A couple of weeks ago, I went to see the movie Catfish–an interesting documentary being deceptively marketed as a thriller, which it definitely is not–and one of the trailers was for the remake of I Spit on Your Grave (which the world needs like another BP oil spill). The trailer displayed all the elements one expects of a typical post-Saw slasher flick. Everything looked filthy, spattered with blood yet devoid of color. There were lots of sharp-edged and pointy things being brandished menacingly. It was all interspersed with black-and-white graphics and flashes of red typography, particularly the word “revenge” in big block letters. The trailer concluded with the typical three-part tag: (1) the title, (2) one final snippet of film, in this case both literally and figuratively, as we see our avenging angel brandish a nasty-looking pair of garden shears, and (3) a final card with the release date, official URL, and phrase “October 8th is Day of the Woman.”

So, in the brief silence between the end of this trailer and the beginning of the next, a middle-aged woman sitting a couple of rows behind me apparently picked up on the female empowerment vibe of the production and said in a voice dripping with sarcasm, “Yeah, I’ve always wanted to do that.” The audience laughed loudly. It strikes me now that the laughter was because this was an art-house crowd, the sort of people who seem more open to the unusual, thought-provoking sort of cinema usually proffered there.
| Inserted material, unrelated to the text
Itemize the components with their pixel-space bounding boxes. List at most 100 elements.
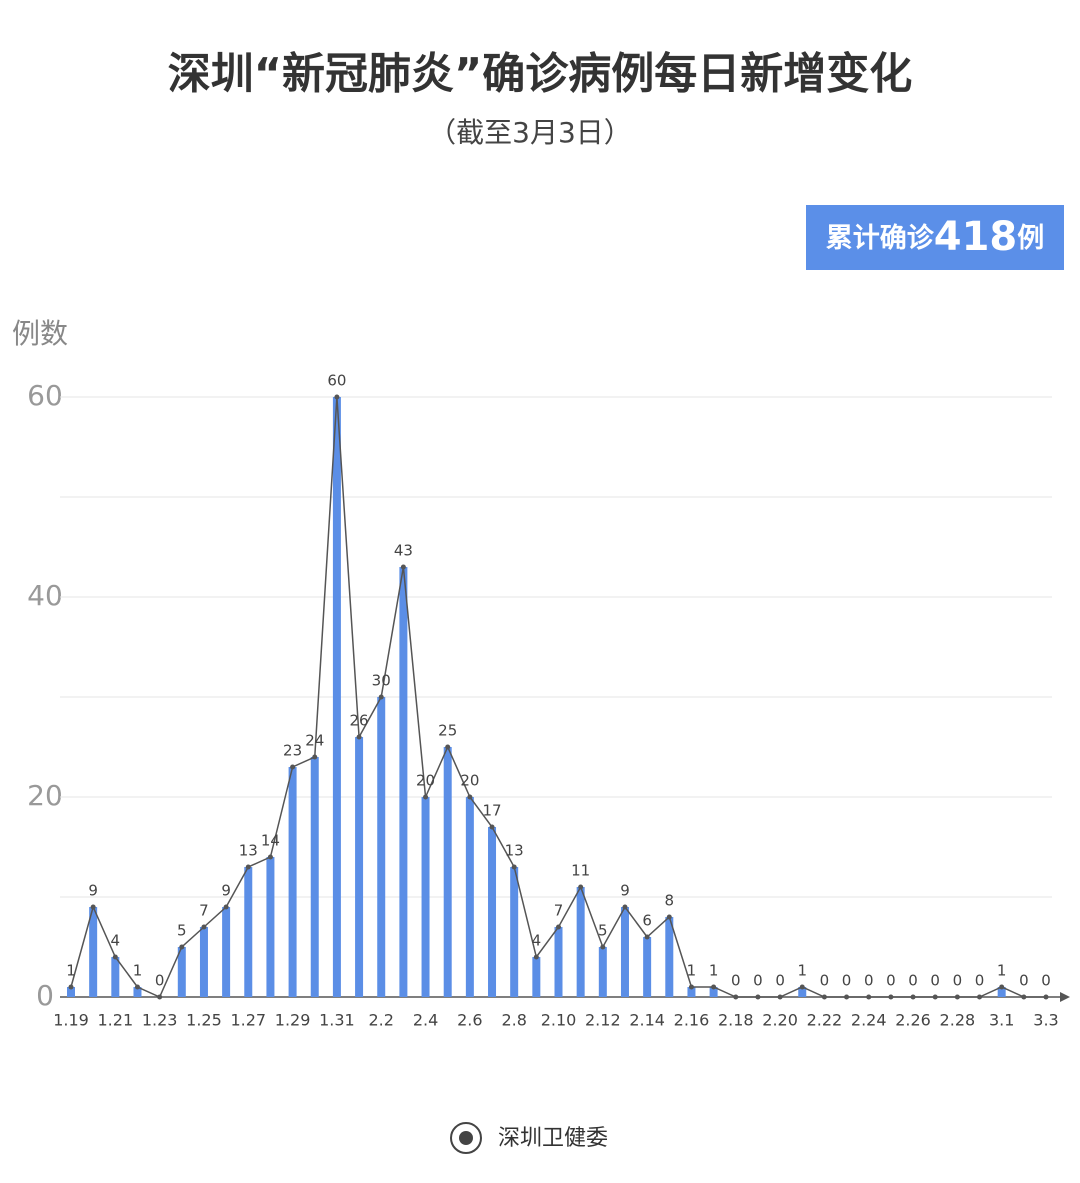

The woman sounded like she had absolutely no intention of seeing this gore-fest, and the laughter was recognition that many others shared her sentiment.

Unfortunately, the film critic’s burden is to occasionally be forced to endure such garbage in its full length rather than just a two-minute trailer. So consider me a martyr, dear reader, for I have lost two hours of my life to what is quite possibly the most despicably loathsome movie ever made. I Spit on Your Grave is a completely unnecessary remake of a 1978 drive-in movie that was terrible and disgusting to begin with, but, in the age of women’s liberation and the ERA, it rode the wave of blood-drenched grrl power championed earlier by Carrie and later by Jamie Lee Curtis and other scream queens. This remake attempts to play the feminist angle as though such a noble cause justifies horrendously graphic means. Actually, it’s just a very thinly veiled excuse to depict the most vile atrocities imaginable in the filthiest of conditions.

I Spit on Your Grave proudly trumpets itself as unrated, which is why this trash ended up on the art-house circuit rather than the mainstream theater chains. Art houses have a long history of screening unrated, uncensored, underground cinema. Thirty years ago, I saw John Waters’ Pink Flamingos at a midnight art-house screening in St. Louis (on a double date!!), and it was by far the most shockingly disgusting movie I had ever seen. However, I laughed at it, too, as it had wit and cheeky bravado woven within its parade of filth. Three decades later, it’s still shocking and gross, but it seems charming and downright quaint in comparison to this latest celluloid atrocity.

What’s it about, you ask? City girl goes to a secluded cabin in the country, and the local leftover extras from Deliverance rape her and torture her and rape her and torture her until she gets the chance to turn the tables and brutalize her attackers. I’ll spare you any further details; I don’t even want to mention the names of anyone from the cast or crew, lest I contribute to their infamy and egos any more than I have to. I will point a finger at one name: Tracey Walter. Why are you associated in any way with this dreck? You’re better than this, sir. You were in The Silence of the Lambs, itself a movie of brutality and terror, but done with intelligence and true craftsmanship.

I guess it comes down to one’s personal definition of art. There are defenders of movies like this who welcome the unrated splatterfest as a true expression of artistic vision. To cut anything out for the sake of a rating is to compromise one’s art. Don’t take it so seriously, some argue, it’s only a movie. But I see no art in this. I was hard-pressed to find any artistic merit in Lars Von Trier’s family mutilation drama Antichrist last year, and I see much less merit in this. Heck, earlier this year I saw the coprophagic gross-out The Human Centipede and, appalling as it was both in concept and execution, I would rather watch that again than this worthless crap.

I Spit on Your Grave is misogynistic, misanthropic, and miserable. It’s all blood lust, both on screen and in the audience, making the viewer identify with the victimized protagonist first in order to revel in and even encourage her heinous vengeance later. It felt no different than had I been attending a dogfight or bullfight. Do I really want to associate with these cheering, bloodthirsty enthusiasts? Nope.

Working at a video store many years ago, I remember customers occasionally asking if we had the Faces of Death videos, the ones with supposedly real death footage included. We carried a few, but they often ended up stolen or damaged, and we stopped ordering replacements. When informed of this, those who didn’t argue with me or rave about them would skulk away. I was always glad such people weren’t my friends or relations. This putrid movie will be my new litmus test.